Ms. Bystryn’s agenda comes with a carrot, as she notes that the election season is starting up in earnest and that their groups hopes to be a player.
“In just a matter of weeks, NYLCV will begin our candidate screening process,” she added. “The first question we will ask is how lawmakers helped advance these bills. We will then make our endorsements and campaign decisions accordingly.”
The release notes that the “NYLCV has the only political action committee — called NYLCV PAC — that runs electoral campaigns to elect environmental leaders.”
So lawmakers, study up: the group’s legislative priorities are listed below:
1) The Environmental Protection Fund
Gov. Andrew Cuomo has proposed maintaining the EPF at last year’s level of $134 million. NYLCV recently participated in a key lobby day and is working on a media campaign to encourage lawmakers to agree to that number in the final budget. We are also working with the Friends of New York’s Environment to advocate for additional EPF revenues through unclaimed bottle deposits. Those funds are currently going directly into the general fund, to no environmental benefit.

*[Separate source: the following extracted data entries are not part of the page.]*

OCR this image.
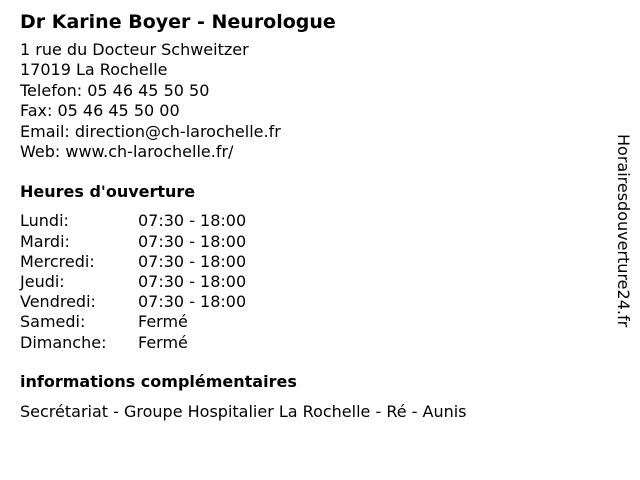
Dr Karine Boyer - Neurologue
1 rue du Docteur Schweitzer
17019 La Rochelle
Telefon: 05 46 45 50 50
Fax: 05 46 45 50 00
Email: direction@ch-larochelle.fr
Web: www.ch-larochelle.fr/
Heures d'ouverture
Lundi:	07:30 - 18:00
Mardi:	07:30 - 18:00
Mercredi:	07:30 - 18:00
Jeudi:	07:30 - 18:00
Vendredi:	07:30 - 18:00
Samedi:	Fermé
Dimanche:	Fermé
informations complémentaires
Secrétariat - Groupe Hospitalier La Rochelle - Ré - Aunis
Horairesdouverture24.fr
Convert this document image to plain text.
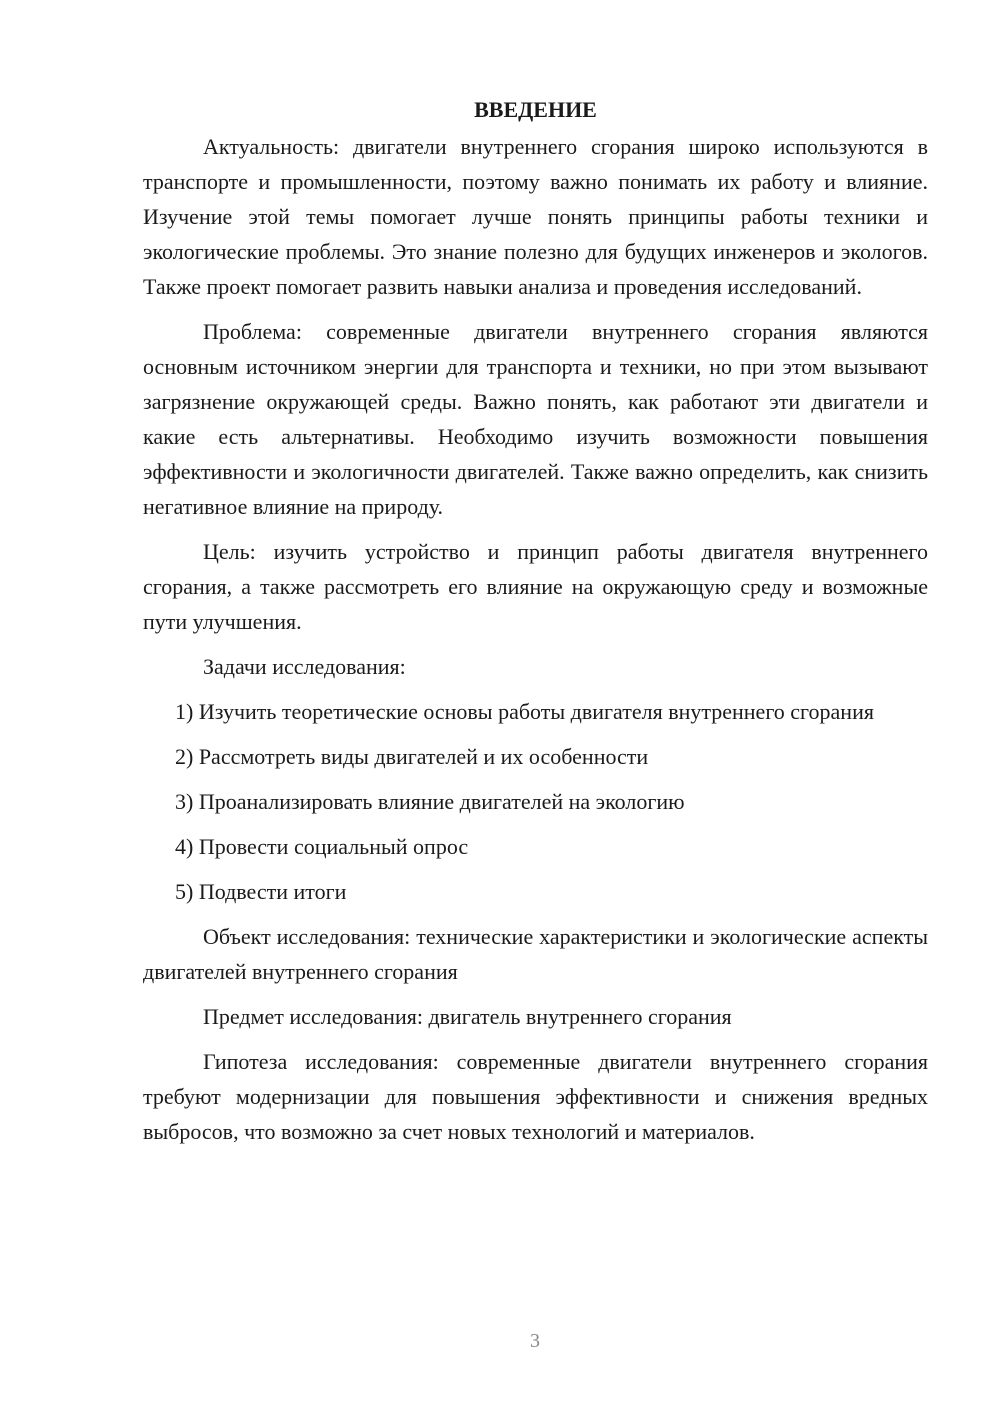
ВВЕДЕНИЕ

Актуальность: двигатели внутреннего сгорания широко используются в транспорте и промышленности, поэтому важно понимать их работу и влияние. Изучение этой темы помогает лучше понять принципы работы техники и экологические проблемы. Это знание полезно для будущих инженеров и экологов. Также проект помогает развить навыки анализа и проведения исследований.

Проблема: современные двигатели внутреннего сгорания являются основным источником энергии для транспорта и техники, но при этом вызывают загрязнение окружающей среды. Важно понять, как работают эти двигатели и какие есть альтернативы. Необходимо изучить возможности повышения эффективности и экологичности двигателей. Также важно определить, как снизить негативное влияние на природу.

Цель: изучить устройство и принцип работы двигателя внутреннего сгорания, а также рассмотреть его влияние на окружающую среду и возможные пути улучшения.

Задачи исследования:

1) Изучить теоретические основы работы двигателя внутреннего сгорания

2) Рассмотреть виды двигателей и их особенности

3) Проанализировать влияние двигателей на экологию

4) Провести социальный опрос

5) Подвести итоги

Объект исследования: технические характеристики и экологические аспекты двигателей внутреннего сгорания

Предмет исследования: двигатель внутреннего сгорания

Гипотеза исследования: современные двигатели внутреннего сгорания требуют модернизации для повышения эффективности и снижения вредных выбросов, что возможно за счет новых технологий и материалов.

3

2) Hazardous wastes from hydrofracking
A loophole in federal environmental regulations currently categorizes hydrofracking wastewater as non-hazardous — even if the wastewater itself is actually hazardous. In February, the Assembly passed a bill to close this loophole and protect New York’s natural resources. NYLCV will be working closely with our partner organizations to pass companion legislation in the Senate.
3) Sewage right-to-know
There is currently no state law that requires the public to be notified when sewage contaminates New York’s coastal waters, lakes and rivers. This leaves millions of residents at risk of contracting waterborne illnesses from exposure to sewage-laden water. With infrastructure maintenance on the decline, this is not acceptable. Many states have passed sewage public notification laws. It’s time for New York to do the same.
4) Solar energy
In his State of the State address, Gov. Cuomo specifically mentioned solar — vowing to double in-state generation by the end of the year, and quadruple it by 2013. The governor’s budget proposal also calls for tax credits for the installation of solar systems. These initiatives are a good start, but state lawmakers can go a step further. NYLCV is playing a key role in a broad coalition of organizations to push for a long-term and robust solar program. Our goal is to position New York as a clean-energy leader, improve air quality and generate significant economic activity.